09 March 2011

Lago Trasimeno

If you've noticed something different about the blog, it's not a formatting or font change - it's that we've been taking pictures under a clear, blue, Mediterranean sky for the past few days. We are about to leave the shores of Lago Trasimeno, where we've stayed for two nights.
The lake is in Umbria, not far from the Tuscan border, and the food is influenced by both regions. There is more fish available here than we found in the hills of Tuscany, and a real emphasis on beans and legumes.
The waters of the lake are a deep green - warm, fertile runoff collects here, washed down from the mountains surrounding it. Surprisingly, it isn't very crowded and has escaped over-development. We walked by the water almost completely alone, and took a ferry with only one other person on it.
The town we are staying in, Castiglione Del Lago, has a magnificent, 12th century castle, a pretty view out over the lake and a bustling Wednesday market.
A picnic Rebecca and Maggi put together: greens, squares of tomato and onion bread and a thick slice of Porchetta that we agreed was among the best pork dishes we'd ever tasted. The skin was crisp and golden and the meat beneath was beautifully moist and herbaceous. We ate hastily, putting meat on top of bread with not much else. Our fingers got very greasy, but that wasn't too much of a problem.
There are a few islands in the lake; we visited the largest of them, Isola Magiore. A crew of people were slowly going about replacing the pilings at the dock, working with two cranes and a chainsaw.

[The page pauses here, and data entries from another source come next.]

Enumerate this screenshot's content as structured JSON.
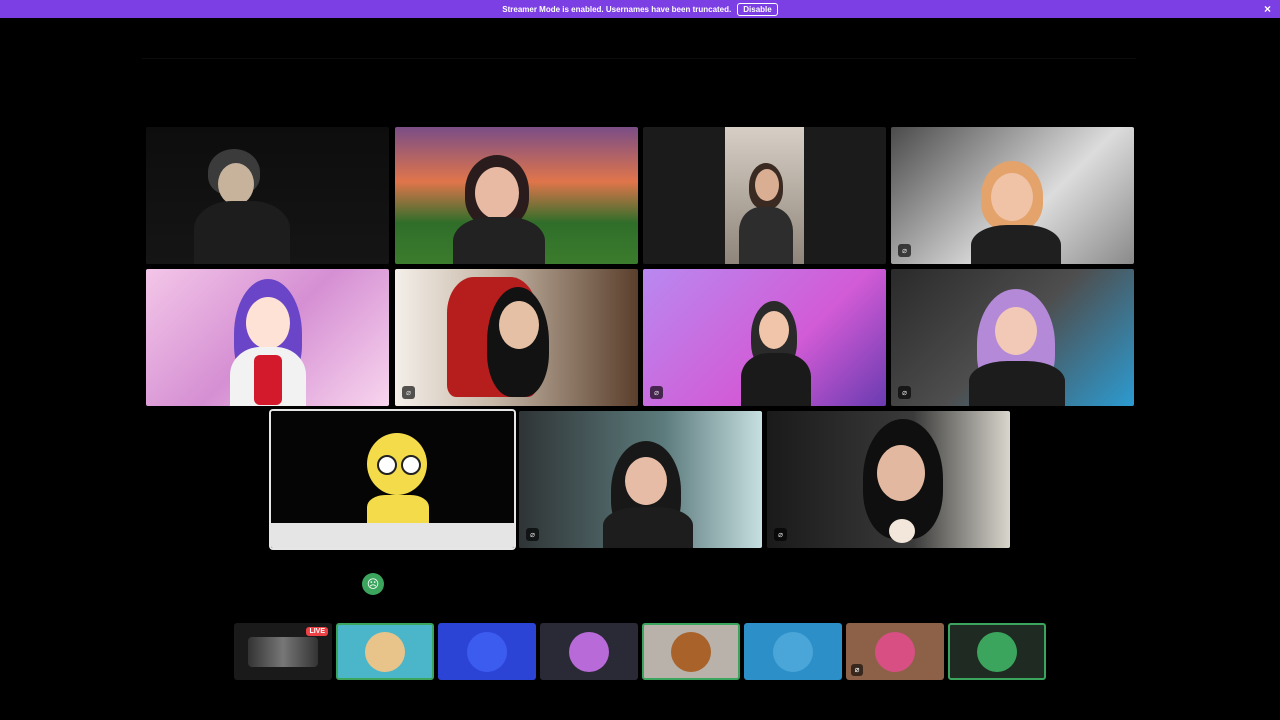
{
  "banner": {
    "message": "Streamer Mode is enabled. Usernames have been truncated.",
    "disable_label": "Disable",
    "close_icon": "×"
  },
  "tiles": [
    {
      "id": "t1",
      "muted": false,
      "speaking": false
    },
    {
      "id": "t2",
      "muted": false,
      "speaking": false
    },
    {
      "id": "t3",
      "muted": false,
      "speaking": false
    },
    {
      "id": "t4",
      "muted": true,
      "speaking": false
    },
    {
      "id": "t5",
      "muted": false,
      "speaking": false
    },
    {
      "id": "t6",
      "muted": true,
      "speaking": false
    },
    {
      "id": "t7",
      "muted": true,
      "speaking": false
    },
    {
      "id": "t8",
      "muted": true,
      "speaking": false
    },
    {
      "id": "t9",
      "muted": false,
      "speaking": true
    },
    {
      "id": "t10",
      "muted": true,
      "speaking": false
    },
    {
      "id": "t11",
      "muted": true,
      "speaking": false
    }
  ],
  "mute_icon": "⌀",
  "bottom_bar": {
    "live_label": "LIVE",
    "thumbs": [
      {
        "id": "b1",
        "bg": "#1a1a1a",
        "avatar": "#666",
        "active": false,
        "live": true
      },
      {
        "id": "b2",
        "bg": "#4bb6c9",
        "avatar": "#e8c48a",
        "active": true,
        "live": false
      },
      {
        "id": "b3",
        "bg": "#2b44d6",
        "avatar": "#3c5cf0",
        "active": false,
        "live": false
      },
      {
        "id": "b4",
        "bg": "#2a2a36",
        "avatar": "#b86ad8",
        "active": false,
        "live": false
      },
      {
        "id": "b5",
        "bg": "#b9b2ab",
        "avatar": "#a8622a",
        "active": true,
        "live": false
      },
      {
        "id": "b6",
        "bg": "#2c8fc7",
        "avatar": "#4aa6d8",
        "active": false,
        "live": false
      },
      {
        "id": "b7",
        "bg": "#8c6148",
        "avatar": "#d74f83",
        "active": false,
        "live": false,
        "muted": true
      },
      {
        "id": "b8",
        "bg": "#1f2a22",
        "avatar": "#3ba55d",
        "active": true,
        "live": false
      }
    ]
  },
  "reaction_emoji": "☹"
}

Being the offseason, the island was mostly deserted, though a few people were still around. A small street runs down one side of the coast, and the houses crowd together in the lee of the wind. On top of the small hill, an 11th century church stood, closed up and silent. We saw dozens of rabbits in the underbrush and a few pheasant-like birds which I couldn't identify. This was a favorite haunt of Saint Francis of Assisi, according to legend, and it feels very much the same as it must have when he was alive.
We're setting off for Rome this morning, and are having a tough time leaving behind the quiet and relative solitude that we've found here. On the ferry back to shore yesterday, we sat without talking for most of the ride, enjoying the sun and the still waters.